«Minchia, quello va a fare Matteo Renzi! Dai però…». Persino il super poliziotto Carmine Gallo, oggi agli arresti domiciliari, è sorpreso dalle ricerche che Enrico Pazzali chiede di fare ai suoi collaboratori. C’è anche il nome dell’ex premier tra i personaggi schedati dalla centrale degli spioni. Assieme a quello del presidente del Senato Ignazio La Russa, dell’ex sindaca di Milano Letizia Moratti, di imprenditori, artisti o perfetti sconosciuti. È il motivo per cui, secondo il pm di Milano Francesco De Tommasi, i protagonisti della banda sono «soggetti pericolosissimi». Capaci, attraverso il «dossieraggio abusivo», di tenere «in pugno cittadini e istituzioni». Nei loro database, gli obiettivi sono indicati per colore: rosso, giallo o verde, per monitorare le rispettive posizioni giudiziarie. Lo chiamavano il sistema del «semaforo».

«Metti che io gli do rosso a Matteo Renzi, che ancora è in fase di trattativa della condanna. Quello…», rimugina nel gennaio del 2023 Nunzio Calamucci, uno dei protagonisti dello spionaggio illegale. Gallo è fuori di sé per la ricerca sul senatore. Addirittura «scioccato», lo definiscono i pm. Il collaboratore annuisce: «Ci inc…, ci manda qua la Finanza, i Servizi, i contro Servizi!». Passano quattro mesi, arriva la primavera, e il 19 maggio Pazzali raggiunge il quartier generale che affaccia sulle vite degli altri in via Pattari 6, quattro minuti di cammino dal Duomo. Deve discutere con lo staff di come migliorare “Beyond”, il software acchiappa segreti. Già che c’è, chiede un dossier scottante. «Fammene un altro nel frattempo: Ignazio La Russa, del cinquantatrè». Sbaglia anno di nascita, ma l’uomo nel mirino è la seconda carica dello Stato: «Vai giù, giù…questo! Diciotto luglio, esatto, abita in…». Si continua sulla sua famiglia: «Metti anche un altro se c’è. Come si chiama l’altro figlio? Prova Geronimo La Russa», primogenito del presidente del Senato. Pazzali, allo smanettone accanto a lui, chiede ancora, riferendosi al terzogenito: «Leonardo sull’intelligence non ha niente?».

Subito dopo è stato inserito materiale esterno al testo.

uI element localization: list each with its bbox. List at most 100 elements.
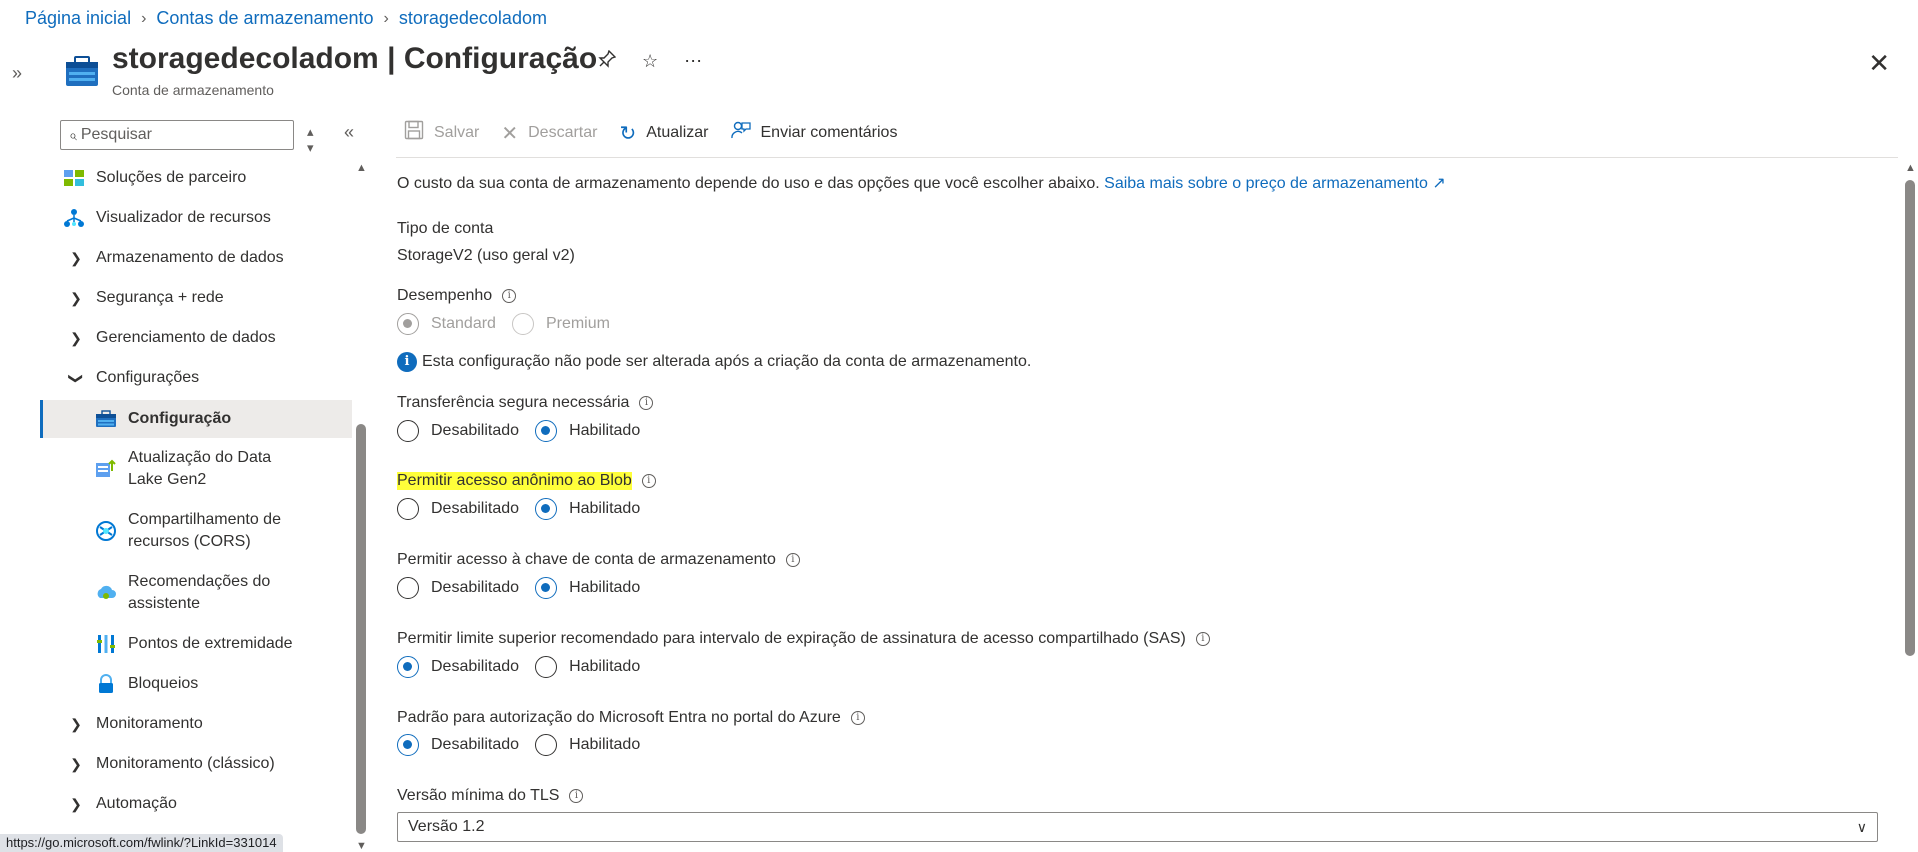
- radio-label: Desabilitado: [431, 579, 520, 596]
- sidebar-item-endpoints[interactable]: Pontos de extremidade: [40, 624, 352, 664]
- toolbar-divider: [396, 157, 1898, 158]
- radio-circle: [397, 420, 419, 442]
- radio-label: Desabilitado: [431, 658, 520, 675]
- discard-button[interactable]: ✕ Descartar: [501, 121, 597, 146]
- radio-circle: [535, 577, 558, 599]
- sidebar-item-locks[interactable]: Bloqueios: [40, 664, 352, 704]
- radio-circle: [397, 734, 419, 756]
- chevron-right-icon: ❯: [70, 715, 82, 732]
- info-icon[interactable]: i: [569, 789, 584, 803]
- save-button[interactable]: Salvar: [404, 120, 479, 146]
- sas-expiration-disabled-radio[interactable]: Desabilitado: [397, 656, 519, 678]
- scroll-up-arrow-icon[interactable]: ▲: [1905, 162, 1916, 174]
- sidebar-item-label: Atualização do Data Lake Gen2: [128, 449, 272, 488]
- sidebar-item-label: Visualizador de recursos: [96, 209, 271, 226]
- entra-authorization-disabled-radio[interactable]: Desabilitado: [397, 734, 519, 756]
- breadcrumb-storage-accounts[interactable]: Contas de armazenamento: [156, 8, 373, 29]
- radio-label: Premium: [545, 315, 610, 332]
- sidebar-item-monitoring-classic[interactable]: ❯ Monitoramento (clássico): [40, 744, 352, 784]
- sidebar-item-data-storage[interactable]: ❯ Armazenamento de dados: [40, 238, 352, 278]
- sidebar-item-monitoring[interactable]: ❯ Monitoramento: [40, 704, 352, 744]
- refresh-button[interactable]: ↻ Atualizar: [619, 121, 708, 146]
- sidebar-item-partner-solutions[interactable]: Soluções de parceiro: [40, 158, 352, 198]
- info-icon[interactable]: i: [639, 396, 654, 410]
- performance-standard-radio[interactable]: Standard: [397, 313, 496, 335]
- sidebar-item-resource-visualizer[interactable]: Visualizador de recursos: [40, 198, 352, 238]
- feedback-button[interactable]: Enviar comentários: [730, 120, 897, 146]
- info-icon[interactable]: i: [641, 474, 656, 488]
- sidebar-item-advisor-recommendations[interactable]: Recomendações do assistente: [40, 562, 290, 624]
- scroll-down-arrow-icon[interactable]: ▼: [356, 840, 367, 852]
- save-icon: [404, 120, 424, 146]
- blob-anonymous-access-disabled-radio[interactable]: Desabilitado: [397, 498, 519, 520]
- blob-anonymous-access-radio-group: Desabilitado Habilitado: [397, 498, 656, 520]
- main-scrollbar[interactable]: ▲: [1904, 162, 1916, 852]
- sidebar-item-label: Configuração: [128, 410, 232, 427]
- account-key-access-enabled-radio[interactable]: Habilitado: [535, 577, 640, 599]
- secure-transfer-disabled-radio[interactable]: Desabilitado: [397, 420, 519, 442]
- sidebar-item-automation[interactable]: ❯ Automação: [40, 784, 352, 824]
- collapse-sidebar-icon[interactable]: «: [344, 122, 354, 143]
- scroll-up-arrow-icon[interactable]: ▲: [356, 162, 367, 174]
- info-icon[interactable]: i: [502, 289, 517, 303]
- sidebar-item-data-management[interactable]: ❯ Gerenciamento de dados: [40, 318, 352, 358]
- sidebar-item-configuration[interactable]: Configuração: [40, 400, 352, 438]
- advisor-icon: [94, 582, 118, 604]
- sidebar-item-label: Configurações: [96, 369, 200, 386]
- main-scroll-thumb[interactable]: [1905, 180, 1915, 656]
- radio-circle: [397, 498, 419, 520]
- command-bar: Salvar ✕ Descartar ↻ Atualizar Enviar co…: [404, 120, 919, 146]
- radio-circle: [397, 656, 419, 678]
- entra-authorization-enabled-radio[interactable]: Habilitado: [535, 734, 640, 756]
- search-input[interactable]: [80, 126, 271, 144]
- sas-expiration-enabled-radio[interactable]: Habilitado: [535, 656, 640, 678]
- entra-authorization-label: Padrão para autorização do Microsoft Ent…: [397, 709, 865, 727]
- performance-premium-radio[interactable]: Premium: [511, 313, 610, 335]
- sidebar-item-label: Recomendações do assistente: [128, 573, 271, 612]
- secure-transfer-enabled-radio[interactable]: Habilitado: [535, 420, 640, 442]
- radio-label: Habilitado: [569, 579, 641, 596]
- breadcrumb-home[interactable]: Página inicial: [25, 8, 131, 29]
- info-icon[interactable]: i: [785, 553, 800, 567]
- blob-anonymous-access-label: Permitir acesso anônimo ao Blob i: [397, 472, 656, 490]
- sidebar-item-security-network[interactable]: ❯ Segurança + rede: [40, 278, 352, 318]
- cost-info-text: O custo da sua conta de armazenamento de…: [397, 175, 1100, 192]
- tls-version-dropdown[interactable]: Versão 1.2 ∨: [397, 812, 1878, 842]
- status-bar-url: https://go.microsoft.com/fwlink/?LinkId=…: [0, 834, 283, 852]
- info-icon[interactable]: i: [850, 711, 865, 725]
- save-label: Salvar: [434, 124, 480, 141]
- sidebar-item-data-lake-upgrade[interactable]: Atualização do Data Lake Gen2: [40, 438, 290, 500]
- chevron-right-icon: ›: [141, 9, 147, 27]
- sidebar-scroll-thumb[interactable]: [356, 424, 366, 834]
- account-kind-value: StorageV2 (uso geral v2): [397, 247, 575, 264]
- account-kind-label: Tipo de conta: [397, 220, 494, 237]
- secure-transfer-radio-group: Desabilitado Habilitado: [397, 420, 656, 442]
- sidebar-item-settings[interactable]: ❯ Configurações: [40, 358, 352, 398]
- breadcrumb-storage-account[interactable]: storagedecoladom: [399, 8, 547, 29]
- account-key-access-radio-group: Desabilitado Habilitado: [397, 577, 656, 599]
- chevron-right-icon: ❯: [70, 795, 82, 812]
- sidebar-scrollbar[interactable]: ▲ ▼: [355, 162, 367, 852]
- expand-menu-icon[interactable]: »: [12, 63, 22, 84]
- favorite-star-icon[interactable]: ☆: [642, 51, 658, 72]
- chevron-right-icon: ›: [383, 9, 389, 27]
- pricing-link[interactable]: Saiba mais sobre o preço de armazenament…: [1104, 175, 1446, 192]
- info-icon[interactable]: i: [1195, 632, 1210, 646]
- partner-solutions-icon: [62, 167, 86, 189]
- close-icon[interactable]: ✕: [1868, 48, 1890, 79]
- pin-icon[interactable]: [598, 49, 617, 73]
- sort-icon[interactable]: ▴ ▾: [307, 124, 314, 156]
- feedback-icon: [730, 120, 751, 146]
- account-key-access-label: Permitir acesso à chave de conta de arma…: [397, 551, 800, 569]
- radio-label: Desabilitado: [431, 500, 520, 517]
- sidebar-nav: Soluções de parceiro Visualizador de rec…: [40, 158, 352, 824]
- radio-circle: [397, 577, 419, 599]
- blob-anonymous-access-enabled-radio[interactable]: Habilitado: [535, 498, 640, 520]
- more-options-icon[interactable]: ⋯: [684, 51, 702, 72]
- sidebar-item-cors[interactable]: Compartilhamento de recursos (CORS): [40, 500, 300, 562]
- notice-text: Esta configuração não pode ser alterada …: [422, 353, 1032, 370]
- account-key-access-disabled-radio[interactable]: Desabilitado: [397, 577, 519, 599]
- data-lake-icon: [94, 458, 118, 480]
- radio-circle: [511, 313, 534, 335]
- radio-label: Desabilitado: [431, 422, 520, 439]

Fuori dagli uffici della “Equalize”, Pazzali, ha una seconda vita. È infatti il presidente della Fondazione Fiera e «nutre ostilità» nei confronti di un manager dell’ente. Che a suo dire, come si deduce dalle intercettazioni, «per essere confermato va da Salvini, o da Santanchè, o da Renzi». Il senatore, come si è visto, è oggetto di attenzioni. Anche la ministra, da quanto traspare dalle carte, è schedata come «persona esposta politicamente», tanto che a un certo punto gli indagati, nel riordinare gli archivi, digitano persino il suo nome a mo’ di test per vedere se tutto funziona correttamente. Detto ciò, Pazzali cerca «informazioni compromettenti» nei confronti del dirigente rivale, perché «ho bisogno di mettere un po’ di zizzania». In questo contesto, l’ex poliziotto Gallo mette in guardia Pazzali dei rischi che corre visto la rilevanza pubblica del suo ruolo nella Fondazione Fiera. Durante un colloquio intercettato, spunta un’altra vittima dei dossier: Carlo Sangalli, già vicepresidente di Fiera Milano, politico, imprenditore, presidente di Confcommercio. «Forse riesco a ottenere la sentenza che ti interessava di Carletto lì…Sangalli – promette Gallo –. Sta ancora in carica questo, tutti i giorni ha un sacco di incarichi. Minchia oh, e poi parla, prende una barca di soldi».

L’ossessione di Pazzali sono i «competitor politico-economici», suoi o di persone politicamente a lui legate «come Attilio Fontana, presidente della Regione Lombardia», è la tesi della procura. Per questo motivo chiede informazioni riservate su persone legate a Letizia Moratti, che a fine 2022 annuncia la candidatura a presidente della Regione. «Scusami, ti ho girato un sito, è quello nuovo della Moratti per lanciarsi contro Fontana», scrive Pazzali a Gallo. Agli investigatori appare chiaro che è in cerca di notizie negative verso i componenti del comitato del consiglio direttivo di “Lombardia migliore”, che fa capo all’ex sindaca. «Guarda se c’è qualcuno d’interesse da verificare». Spulciati i nominativi, l’attenzione cade sull’ex consigliere regionale Marco Tizzoni e sul politico Tiziano Mariani. L’obiettivo: «Mettere in cattiva luce l’immagine di Moratti e favorire Fontana». Al di là dell’eventuale peso che possono aver avuto i dossier, vince il secondo.